Most folks describe depression as a weight they carry around: dumbbells lodged in their pockets that drag them down body, mind and soul into a stinking swamp.
There’s no humor in this bayou; no levity, no sense of the sweet exuberance life can bring. Instead, there’s a collapsing inward, an inertia in which we can’t imagine . . . well . . . anything good happening to us.
We have a yearning to be free of depression; a deep desire to cut our losses and spit in its eye. It has cost us enough heartache – no more, we think. We pine for a way out of it, but sometimes don’t know the way.
But if we are to recover, we need to think about a different kind of life for ourselves. One where we take the “UP” to happiness escalator instead of the “DOWN” one to depression.
Imagining a Life without Depression
Envisioning freedom is part of the journey out of the dark woods. So often, depressives imagine a future with uninterrupted bouts of depression. This sorrow is what leads so many to a state of hopelessness. We need, with the help of wise others, to begin to imagine what our life would look like without depression and walk, step by step, that way.

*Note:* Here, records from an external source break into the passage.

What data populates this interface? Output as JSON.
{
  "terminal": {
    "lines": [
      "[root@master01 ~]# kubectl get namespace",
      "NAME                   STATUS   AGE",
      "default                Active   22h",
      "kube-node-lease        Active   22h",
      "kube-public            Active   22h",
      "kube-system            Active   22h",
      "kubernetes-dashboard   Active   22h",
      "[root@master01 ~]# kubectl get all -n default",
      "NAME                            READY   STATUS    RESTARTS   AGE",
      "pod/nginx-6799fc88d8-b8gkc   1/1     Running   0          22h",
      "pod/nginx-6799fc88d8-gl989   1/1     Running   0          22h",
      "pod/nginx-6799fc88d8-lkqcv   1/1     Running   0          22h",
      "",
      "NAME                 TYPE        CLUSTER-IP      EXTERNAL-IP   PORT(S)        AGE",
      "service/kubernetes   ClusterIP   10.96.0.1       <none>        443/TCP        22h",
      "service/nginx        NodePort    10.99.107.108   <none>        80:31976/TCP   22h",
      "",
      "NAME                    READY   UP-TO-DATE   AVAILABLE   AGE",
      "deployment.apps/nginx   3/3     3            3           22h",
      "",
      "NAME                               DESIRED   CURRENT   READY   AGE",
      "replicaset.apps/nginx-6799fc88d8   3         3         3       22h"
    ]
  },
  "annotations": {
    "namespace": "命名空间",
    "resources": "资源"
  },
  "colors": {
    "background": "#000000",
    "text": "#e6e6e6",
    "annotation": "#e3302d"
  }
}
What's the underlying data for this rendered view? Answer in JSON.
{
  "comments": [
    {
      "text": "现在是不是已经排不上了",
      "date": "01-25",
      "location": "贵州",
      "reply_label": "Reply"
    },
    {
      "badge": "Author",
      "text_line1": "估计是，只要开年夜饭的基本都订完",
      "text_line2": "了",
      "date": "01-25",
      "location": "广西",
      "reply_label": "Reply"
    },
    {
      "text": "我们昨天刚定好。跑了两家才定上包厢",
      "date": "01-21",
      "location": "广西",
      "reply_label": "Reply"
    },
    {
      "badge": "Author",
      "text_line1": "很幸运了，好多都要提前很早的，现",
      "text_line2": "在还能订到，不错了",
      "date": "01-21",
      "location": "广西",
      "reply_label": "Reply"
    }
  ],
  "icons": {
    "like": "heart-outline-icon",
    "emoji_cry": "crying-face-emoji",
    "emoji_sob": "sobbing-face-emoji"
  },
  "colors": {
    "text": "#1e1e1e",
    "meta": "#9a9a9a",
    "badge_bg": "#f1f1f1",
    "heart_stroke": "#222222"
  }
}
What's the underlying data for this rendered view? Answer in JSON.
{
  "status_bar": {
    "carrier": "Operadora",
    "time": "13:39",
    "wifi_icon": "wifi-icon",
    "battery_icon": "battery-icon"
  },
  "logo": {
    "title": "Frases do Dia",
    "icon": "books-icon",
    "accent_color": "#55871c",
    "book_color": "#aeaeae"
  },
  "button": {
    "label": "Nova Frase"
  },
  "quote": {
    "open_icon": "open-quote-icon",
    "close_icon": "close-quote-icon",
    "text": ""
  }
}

I used to say to my therapist when depressed, “Why am I being punished?” It was as if I had done something “bad” and was a “bad person” (though I didn’t know and couldn’t articulate whatever that was) and now the Karmic Universe was going to dish out the punishment I thought I surely deserved.
As depression author Dorothy Rowe writes,“Depression is a prison where you are both the suffering prisoner and the cruel jailer.” Start to see, just a little bit at a time, that depression is not just happening to you. It’s an inside job too. This took me years to learn. Our thoughts and style of thinking help create and sustain depression. When we feed it with negative ruminations, it grows larger – like an algae plume. Withhold this noxious nourishment — and it can, slowly, wither away or at least become more manageable.
Happiness Skills Can Help
Before even imagine the promised land of happiness, however, we may need medication to lift the more onerous physical symptoms of depression to give us enough focus and energy. No doubt, antidepressants aren’t the only way to do this. Many have accomplished the same results with exercise, nutrition and/or psychotherapy.
In her book, The How of Happiness, Sonja Lyubomirsky, Ph.D., writes:
“Even the most the most severely depressed individuals can improve by doing a simple daily happiness-increasing exercise such as taking time to recall three things that went well each day. Although the exercises are not designed to ‘cure’ depression, if you are depressed, trying one or more of these activities affords a strong chance of lightening the burden and darkness of depression and producing positive feelings.”
We can also look back further than just what went right on a particular day to increase our sense of happiness. There is a powerful connection between how we view our past and present day happiness says Rick Nubert, Ph.D. In a study of 750 people, he found that highly extraverted people are happier with their lives because they tend to hold a positive, nostalgic view of the past and are less likely to have negative thoughts and regrets than their neurotic counterparts. Howell says that while it may be difficult to change one’s personality to being an extrovert, he found that savoring happy memories or reframing past painful experiences in a positive light could be effective ways for people to increase their life satisfaction.
Other ideas offered up by Dr. Lyubomirsky include avoiding overthinking – a big problem for lawyers: “Very happy people have the capacity – even during trying times – to absorb themselves in an engaging activity, stay busy, and have fun. To practice this strategy, pick a distracting, attention-grabbing activity that has compelled you in the past and do it when you notice yourself dwelling [on the bad stuff and your problems]”. Check out her other ideas in her blog.
You deserve to be happy. You don’t have to keep riding the down escalator. While going up to the second floor, just wink and wave at your depression as it goes down into the bargain basement.